Renew passhportd TLS certificate¶
Explanation¶
If you installed PaSSHport a year from now, you may encounter this message when you try to connect :
# ssh passhport@passhport.example.com
No such user in PaSSHport database.
tip: it can be a SSL certificate misconfiguration.
Connection to passhport.example.com closed
#
This usually means that passhport (the script) can't connect to passhportd, and the most common cause is that the TLS certificate generated on installation is outdated.

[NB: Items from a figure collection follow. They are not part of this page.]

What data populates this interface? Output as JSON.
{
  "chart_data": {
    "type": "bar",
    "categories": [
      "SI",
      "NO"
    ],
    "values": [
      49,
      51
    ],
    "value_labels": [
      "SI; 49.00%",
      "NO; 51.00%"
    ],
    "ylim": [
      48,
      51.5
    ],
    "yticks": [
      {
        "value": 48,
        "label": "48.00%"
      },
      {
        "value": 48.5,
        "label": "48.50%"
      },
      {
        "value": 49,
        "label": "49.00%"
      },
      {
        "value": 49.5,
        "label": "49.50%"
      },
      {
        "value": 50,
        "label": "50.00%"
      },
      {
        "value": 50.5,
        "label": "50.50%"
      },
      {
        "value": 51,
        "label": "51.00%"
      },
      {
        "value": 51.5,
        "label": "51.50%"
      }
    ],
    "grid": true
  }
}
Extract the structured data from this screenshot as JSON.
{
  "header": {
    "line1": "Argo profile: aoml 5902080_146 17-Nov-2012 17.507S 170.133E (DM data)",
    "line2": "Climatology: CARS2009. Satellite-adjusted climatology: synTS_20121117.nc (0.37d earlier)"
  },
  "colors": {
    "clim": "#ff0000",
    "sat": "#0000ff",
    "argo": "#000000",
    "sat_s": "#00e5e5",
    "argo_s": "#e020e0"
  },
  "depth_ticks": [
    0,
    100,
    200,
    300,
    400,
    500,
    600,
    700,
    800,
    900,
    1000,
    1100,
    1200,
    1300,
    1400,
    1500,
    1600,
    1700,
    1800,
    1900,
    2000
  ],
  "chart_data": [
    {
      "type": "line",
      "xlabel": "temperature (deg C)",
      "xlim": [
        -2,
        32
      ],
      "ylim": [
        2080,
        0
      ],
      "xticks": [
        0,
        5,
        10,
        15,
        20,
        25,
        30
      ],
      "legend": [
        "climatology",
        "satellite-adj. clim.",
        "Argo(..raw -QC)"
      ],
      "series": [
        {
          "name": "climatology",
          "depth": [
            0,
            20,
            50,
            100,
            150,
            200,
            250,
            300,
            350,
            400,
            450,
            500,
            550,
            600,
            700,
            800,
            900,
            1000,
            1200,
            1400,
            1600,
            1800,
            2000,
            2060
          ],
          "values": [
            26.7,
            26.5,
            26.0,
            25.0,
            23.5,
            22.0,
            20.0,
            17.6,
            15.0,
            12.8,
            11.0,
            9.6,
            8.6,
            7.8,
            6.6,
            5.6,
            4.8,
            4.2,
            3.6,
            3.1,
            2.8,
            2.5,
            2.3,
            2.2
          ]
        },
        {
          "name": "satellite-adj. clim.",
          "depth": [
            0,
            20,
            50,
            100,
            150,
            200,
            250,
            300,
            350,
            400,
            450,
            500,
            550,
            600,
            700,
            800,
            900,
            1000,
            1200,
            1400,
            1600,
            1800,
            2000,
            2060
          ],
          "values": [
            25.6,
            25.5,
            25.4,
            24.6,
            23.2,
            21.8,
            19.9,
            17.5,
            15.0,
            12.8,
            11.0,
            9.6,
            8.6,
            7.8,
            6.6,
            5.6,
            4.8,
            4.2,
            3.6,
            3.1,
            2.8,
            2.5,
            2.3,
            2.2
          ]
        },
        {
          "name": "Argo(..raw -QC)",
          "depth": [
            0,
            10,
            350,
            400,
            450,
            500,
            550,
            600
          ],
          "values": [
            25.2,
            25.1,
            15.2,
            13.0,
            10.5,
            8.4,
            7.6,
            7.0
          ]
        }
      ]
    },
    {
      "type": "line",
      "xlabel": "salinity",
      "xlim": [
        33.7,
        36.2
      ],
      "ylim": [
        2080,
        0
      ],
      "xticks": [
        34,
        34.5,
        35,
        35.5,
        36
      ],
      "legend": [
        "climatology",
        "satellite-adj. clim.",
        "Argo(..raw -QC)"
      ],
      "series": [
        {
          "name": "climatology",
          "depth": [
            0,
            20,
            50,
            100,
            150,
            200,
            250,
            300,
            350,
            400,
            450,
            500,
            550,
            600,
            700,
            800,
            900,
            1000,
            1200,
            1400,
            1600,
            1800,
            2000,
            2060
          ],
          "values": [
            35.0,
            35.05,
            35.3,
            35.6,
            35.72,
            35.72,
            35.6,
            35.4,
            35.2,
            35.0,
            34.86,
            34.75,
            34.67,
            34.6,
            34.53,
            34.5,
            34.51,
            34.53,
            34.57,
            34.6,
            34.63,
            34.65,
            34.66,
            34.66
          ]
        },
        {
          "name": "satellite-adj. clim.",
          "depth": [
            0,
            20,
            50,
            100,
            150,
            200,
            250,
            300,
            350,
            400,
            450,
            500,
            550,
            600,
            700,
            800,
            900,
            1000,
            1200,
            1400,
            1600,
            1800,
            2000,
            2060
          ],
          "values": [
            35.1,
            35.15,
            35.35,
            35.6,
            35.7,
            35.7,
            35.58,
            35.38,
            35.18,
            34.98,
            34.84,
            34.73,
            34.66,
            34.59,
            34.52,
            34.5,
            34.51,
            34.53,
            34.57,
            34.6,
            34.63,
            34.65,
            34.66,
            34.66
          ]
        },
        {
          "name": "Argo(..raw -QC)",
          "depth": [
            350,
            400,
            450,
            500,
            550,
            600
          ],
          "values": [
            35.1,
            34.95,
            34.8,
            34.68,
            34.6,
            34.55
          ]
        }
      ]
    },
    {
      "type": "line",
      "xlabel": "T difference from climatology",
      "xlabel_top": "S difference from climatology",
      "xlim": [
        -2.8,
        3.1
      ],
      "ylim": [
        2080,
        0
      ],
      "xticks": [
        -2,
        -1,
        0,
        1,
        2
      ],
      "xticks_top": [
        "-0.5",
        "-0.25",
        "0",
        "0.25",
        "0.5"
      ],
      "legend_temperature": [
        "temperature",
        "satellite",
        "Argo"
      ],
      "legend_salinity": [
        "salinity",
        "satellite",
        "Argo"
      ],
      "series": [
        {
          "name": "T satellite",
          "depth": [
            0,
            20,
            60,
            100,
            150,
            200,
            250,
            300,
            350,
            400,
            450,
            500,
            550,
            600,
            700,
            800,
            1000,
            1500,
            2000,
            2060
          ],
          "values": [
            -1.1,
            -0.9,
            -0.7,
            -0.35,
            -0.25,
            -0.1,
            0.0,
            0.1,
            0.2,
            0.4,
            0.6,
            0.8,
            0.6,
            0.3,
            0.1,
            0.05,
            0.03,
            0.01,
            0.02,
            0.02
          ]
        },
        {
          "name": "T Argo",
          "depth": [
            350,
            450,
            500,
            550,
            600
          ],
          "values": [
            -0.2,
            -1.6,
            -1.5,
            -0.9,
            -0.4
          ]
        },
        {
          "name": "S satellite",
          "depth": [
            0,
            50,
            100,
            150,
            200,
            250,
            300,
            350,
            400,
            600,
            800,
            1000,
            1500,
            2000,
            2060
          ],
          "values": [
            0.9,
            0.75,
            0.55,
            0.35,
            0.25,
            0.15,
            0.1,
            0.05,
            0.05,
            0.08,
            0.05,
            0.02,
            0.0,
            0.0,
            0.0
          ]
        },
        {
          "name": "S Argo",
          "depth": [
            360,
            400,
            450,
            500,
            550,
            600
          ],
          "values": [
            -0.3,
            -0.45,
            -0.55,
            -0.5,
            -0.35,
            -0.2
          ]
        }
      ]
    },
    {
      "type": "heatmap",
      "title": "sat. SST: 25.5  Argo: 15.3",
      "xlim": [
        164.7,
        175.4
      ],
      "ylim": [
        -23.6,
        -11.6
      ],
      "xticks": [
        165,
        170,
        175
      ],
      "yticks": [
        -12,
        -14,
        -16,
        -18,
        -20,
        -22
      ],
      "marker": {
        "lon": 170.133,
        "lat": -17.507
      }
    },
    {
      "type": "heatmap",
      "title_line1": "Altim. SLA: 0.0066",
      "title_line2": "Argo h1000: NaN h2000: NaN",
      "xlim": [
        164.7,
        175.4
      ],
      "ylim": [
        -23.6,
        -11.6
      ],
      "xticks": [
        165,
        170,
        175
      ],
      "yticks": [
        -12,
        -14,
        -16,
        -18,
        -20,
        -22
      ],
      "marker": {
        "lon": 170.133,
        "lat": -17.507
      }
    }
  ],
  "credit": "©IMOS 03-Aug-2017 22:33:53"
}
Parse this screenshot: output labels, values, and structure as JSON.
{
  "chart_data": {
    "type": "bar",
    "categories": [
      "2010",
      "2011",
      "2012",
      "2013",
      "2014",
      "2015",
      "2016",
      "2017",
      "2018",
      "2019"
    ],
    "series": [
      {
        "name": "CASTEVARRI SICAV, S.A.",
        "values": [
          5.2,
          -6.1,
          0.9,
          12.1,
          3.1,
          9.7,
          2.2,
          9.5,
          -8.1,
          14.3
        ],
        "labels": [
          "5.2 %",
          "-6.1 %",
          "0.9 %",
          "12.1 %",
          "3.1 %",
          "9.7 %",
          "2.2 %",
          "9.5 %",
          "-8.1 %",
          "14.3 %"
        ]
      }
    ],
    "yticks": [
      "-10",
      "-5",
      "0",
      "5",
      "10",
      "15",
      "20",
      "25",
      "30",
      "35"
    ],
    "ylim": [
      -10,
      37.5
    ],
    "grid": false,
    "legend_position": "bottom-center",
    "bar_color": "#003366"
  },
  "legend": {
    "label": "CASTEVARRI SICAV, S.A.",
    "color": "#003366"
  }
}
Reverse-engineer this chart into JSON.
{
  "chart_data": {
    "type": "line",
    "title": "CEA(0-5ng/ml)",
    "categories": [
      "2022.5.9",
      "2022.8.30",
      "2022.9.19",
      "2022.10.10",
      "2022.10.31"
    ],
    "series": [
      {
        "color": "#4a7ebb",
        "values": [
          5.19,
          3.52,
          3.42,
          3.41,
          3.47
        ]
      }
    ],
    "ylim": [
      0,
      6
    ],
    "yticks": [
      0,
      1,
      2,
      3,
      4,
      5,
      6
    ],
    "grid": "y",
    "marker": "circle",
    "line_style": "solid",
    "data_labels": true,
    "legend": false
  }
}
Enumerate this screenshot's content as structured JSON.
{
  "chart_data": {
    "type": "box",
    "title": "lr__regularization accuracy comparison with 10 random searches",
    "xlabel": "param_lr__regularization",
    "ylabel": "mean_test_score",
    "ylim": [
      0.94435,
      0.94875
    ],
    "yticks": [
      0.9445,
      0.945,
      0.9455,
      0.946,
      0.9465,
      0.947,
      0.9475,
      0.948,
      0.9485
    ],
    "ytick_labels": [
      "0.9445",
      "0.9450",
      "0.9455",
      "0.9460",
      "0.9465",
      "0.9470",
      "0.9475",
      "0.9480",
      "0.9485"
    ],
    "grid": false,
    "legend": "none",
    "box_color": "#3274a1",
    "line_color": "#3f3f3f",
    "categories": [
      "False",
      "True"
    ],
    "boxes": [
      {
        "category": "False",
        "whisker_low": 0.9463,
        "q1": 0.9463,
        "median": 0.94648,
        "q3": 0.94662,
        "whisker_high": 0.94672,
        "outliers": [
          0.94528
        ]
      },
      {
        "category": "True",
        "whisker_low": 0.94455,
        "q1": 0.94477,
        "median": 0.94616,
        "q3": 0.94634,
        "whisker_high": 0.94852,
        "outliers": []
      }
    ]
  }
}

passhport@passhport-srv:~$ openssl x509 -in /home/passhport/certs/cert.pem -noout -text | grep Validity -A 2
Validity
Not Before: Sep 11 10:48:55 2020 GMT
Not After : Sep 11 10:48:55 2021 GMT
passhport@passhport-srv:~$
As you can see above, the cert is only generated for a year. It has been created on PaSSHport automated installation.
Renew certificate with OpenSSL¶
To renew the certificate, use the openssl command, as follow :
root@passhport:~# openssl req -new -key "/home/passhport/certs/key.pem" \
-config "/home/passhport/passhport/tools/openssl-for-passhportd.cnf" \
-out "/home/passhport/certs/cert.pem" \
-subj "/C=FR/ST=Ile De France/L=Ivry sur Seine/O=LibrIT/OU=DSI/CN=passhport.librit.fr" \
-x509 \
-days 365 \
-sha256 \
-extensions v3_req
root@passhport:~#
This will generate a self-signed certificate, like the one generated during the installation. It will be valid for 1 year. Change the values to your needs.
Restart passhportd¶
You now just need to restart passhportd :
root@passhport:~# systemctl restart passhportd.service
root@passhport:~#
You should now be able to use PaSSHport again.